Many don’t know how to use the notebooks without a mouse; they don’t know how to log in or choose passwords, so they come over to Jimena’s house and she shows them what to do.
“I need $400,” she tells me in the middle of handing out Chromebooks, “can you help?”
A family is being kicked out of their home. Apartments even here, in this low-income town, rent out for $900, so families crowd in together because no one family can afford that rent. Sure enough, the landlord told one family to get out. Each time they change homes they need to come up with first month’s and last month’s rent, and security.
“I think the Interfaith Council will give me some, and the church up the hill will give me some,” she says. “Could you do $400?”
“Yes,” I say on behalf of all of us. “We’re your assistants, Jimena.”
She laughs. “They’ll also need furniture because they have nothing. I already found them a couch, here, take a look,” and out she takes one of her phones to show me a photo of the couch that someone is donating. Jimena has several phones for the various entities she works for, not to mention her private life. When one rings she goes from one to another till she finds the right one.
“I’ll keep an eye out,” I tell her. Someone is renting a room in my home and is ready to give away a queen-size bed and two cabinets. Trying to keep up with Jimena is like racing a whirlwind.
I’ve often thought of bringing in one of the families into my own home. But I live in a rural area, not in a town, only accessible by car and without the neighbors and family they rely on so much.
I don’t work on weekends.
But I happen to know she does because she put me to work this past weekend, sending me a wish list of things the kids need: everything from computer-carrying backpacks to computer mice to calculators to cheaper crayons and paper.

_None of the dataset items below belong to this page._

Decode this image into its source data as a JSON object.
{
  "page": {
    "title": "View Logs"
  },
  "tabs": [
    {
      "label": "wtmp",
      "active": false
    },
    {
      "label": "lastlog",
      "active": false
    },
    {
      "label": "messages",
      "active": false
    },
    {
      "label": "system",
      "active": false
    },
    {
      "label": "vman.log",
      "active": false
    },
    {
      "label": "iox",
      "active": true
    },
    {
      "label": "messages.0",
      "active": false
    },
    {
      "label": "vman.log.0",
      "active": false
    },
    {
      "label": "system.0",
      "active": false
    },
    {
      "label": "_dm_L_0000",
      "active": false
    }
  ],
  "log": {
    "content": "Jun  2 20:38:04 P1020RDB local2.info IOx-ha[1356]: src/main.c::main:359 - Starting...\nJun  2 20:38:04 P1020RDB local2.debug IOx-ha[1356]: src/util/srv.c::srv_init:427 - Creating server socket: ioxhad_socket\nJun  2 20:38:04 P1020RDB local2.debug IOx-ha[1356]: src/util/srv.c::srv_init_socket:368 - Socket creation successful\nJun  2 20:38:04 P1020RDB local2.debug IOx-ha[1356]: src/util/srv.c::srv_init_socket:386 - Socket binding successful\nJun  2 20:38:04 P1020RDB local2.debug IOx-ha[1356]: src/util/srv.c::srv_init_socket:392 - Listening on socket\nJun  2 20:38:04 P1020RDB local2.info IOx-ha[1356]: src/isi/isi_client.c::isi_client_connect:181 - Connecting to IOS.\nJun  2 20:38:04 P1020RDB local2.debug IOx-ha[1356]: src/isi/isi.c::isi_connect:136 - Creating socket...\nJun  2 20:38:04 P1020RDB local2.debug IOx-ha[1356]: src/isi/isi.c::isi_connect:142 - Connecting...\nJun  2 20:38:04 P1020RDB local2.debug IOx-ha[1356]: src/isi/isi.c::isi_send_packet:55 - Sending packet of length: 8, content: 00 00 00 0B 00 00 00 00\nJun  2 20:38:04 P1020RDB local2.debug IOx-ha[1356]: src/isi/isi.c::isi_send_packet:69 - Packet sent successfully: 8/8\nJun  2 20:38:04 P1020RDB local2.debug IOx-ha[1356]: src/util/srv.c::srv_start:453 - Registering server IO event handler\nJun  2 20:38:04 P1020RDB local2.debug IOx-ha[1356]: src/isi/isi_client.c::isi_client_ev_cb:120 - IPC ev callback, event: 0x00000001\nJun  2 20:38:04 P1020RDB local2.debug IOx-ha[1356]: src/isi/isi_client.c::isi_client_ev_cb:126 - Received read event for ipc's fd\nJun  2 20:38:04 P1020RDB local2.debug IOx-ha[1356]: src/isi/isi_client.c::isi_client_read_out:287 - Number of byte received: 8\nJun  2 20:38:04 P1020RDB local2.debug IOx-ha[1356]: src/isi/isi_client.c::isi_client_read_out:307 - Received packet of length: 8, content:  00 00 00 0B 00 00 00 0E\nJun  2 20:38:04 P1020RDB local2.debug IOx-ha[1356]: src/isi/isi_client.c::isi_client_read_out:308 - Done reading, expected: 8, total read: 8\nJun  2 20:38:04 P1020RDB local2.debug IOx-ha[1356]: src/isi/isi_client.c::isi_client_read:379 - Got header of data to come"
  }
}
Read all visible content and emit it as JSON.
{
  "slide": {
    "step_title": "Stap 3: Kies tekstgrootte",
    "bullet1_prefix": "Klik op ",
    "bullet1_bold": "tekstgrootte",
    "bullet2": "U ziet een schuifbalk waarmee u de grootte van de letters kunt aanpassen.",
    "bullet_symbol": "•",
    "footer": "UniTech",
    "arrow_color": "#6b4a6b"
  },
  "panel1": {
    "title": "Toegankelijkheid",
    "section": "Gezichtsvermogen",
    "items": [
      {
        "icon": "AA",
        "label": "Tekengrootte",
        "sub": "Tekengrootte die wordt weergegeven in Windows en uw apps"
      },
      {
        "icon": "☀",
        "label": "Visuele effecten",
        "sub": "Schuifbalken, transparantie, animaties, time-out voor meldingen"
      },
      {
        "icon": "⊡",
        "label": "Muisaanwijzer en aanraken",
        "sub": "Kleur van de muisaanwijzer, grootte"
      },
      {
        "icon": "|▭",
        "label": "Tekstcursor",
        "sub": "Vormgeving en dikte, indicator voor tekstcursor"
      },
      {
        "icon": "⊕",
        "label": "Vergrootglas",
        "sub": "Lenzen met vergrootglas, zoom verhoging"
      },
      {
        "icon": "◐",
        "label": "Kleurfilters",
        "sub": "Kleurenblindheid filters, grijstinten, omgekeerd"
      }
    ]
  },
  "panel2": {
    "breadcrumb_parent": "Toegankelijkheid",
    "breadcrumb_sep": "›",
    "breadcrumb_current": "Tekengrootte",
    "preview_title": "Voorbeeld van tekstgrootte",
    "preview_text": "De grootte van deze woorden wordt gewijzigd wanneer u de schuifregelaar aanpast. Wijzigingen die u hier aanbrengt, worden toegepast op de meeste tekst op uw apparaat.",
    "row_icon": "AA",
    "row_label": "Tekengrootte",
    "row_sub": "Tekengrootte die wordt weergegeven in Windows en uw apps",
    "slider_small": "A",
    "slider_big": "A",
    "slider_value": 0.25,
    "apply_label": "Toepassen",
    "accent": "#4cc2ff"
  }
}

We’re both amateurs at this. “I need quantities,” I write her back, “and please be more specific.” I figure I won’t hear from her till Monday at the earliest.
Four hours later I get a list with quantities and specific details. So I order the headphones and start working on an Amazon wish list.
Do I worry we won’t get what we need? “You have such a mind of impoverishment,” Bernie used to say, shaking his head.
“Oh, and by the way, Byron sent soup,” Jimena says. Byron is her husband, a great cook.
“Sent who?”
“Sent you. He makes great chicken soup and he did this especially for you. I have some in the car, I’ll get it.”
“I’ll get it, I’m your assistant,” I tell her. “Please thank him for me. By the way, is Byron Jewish?”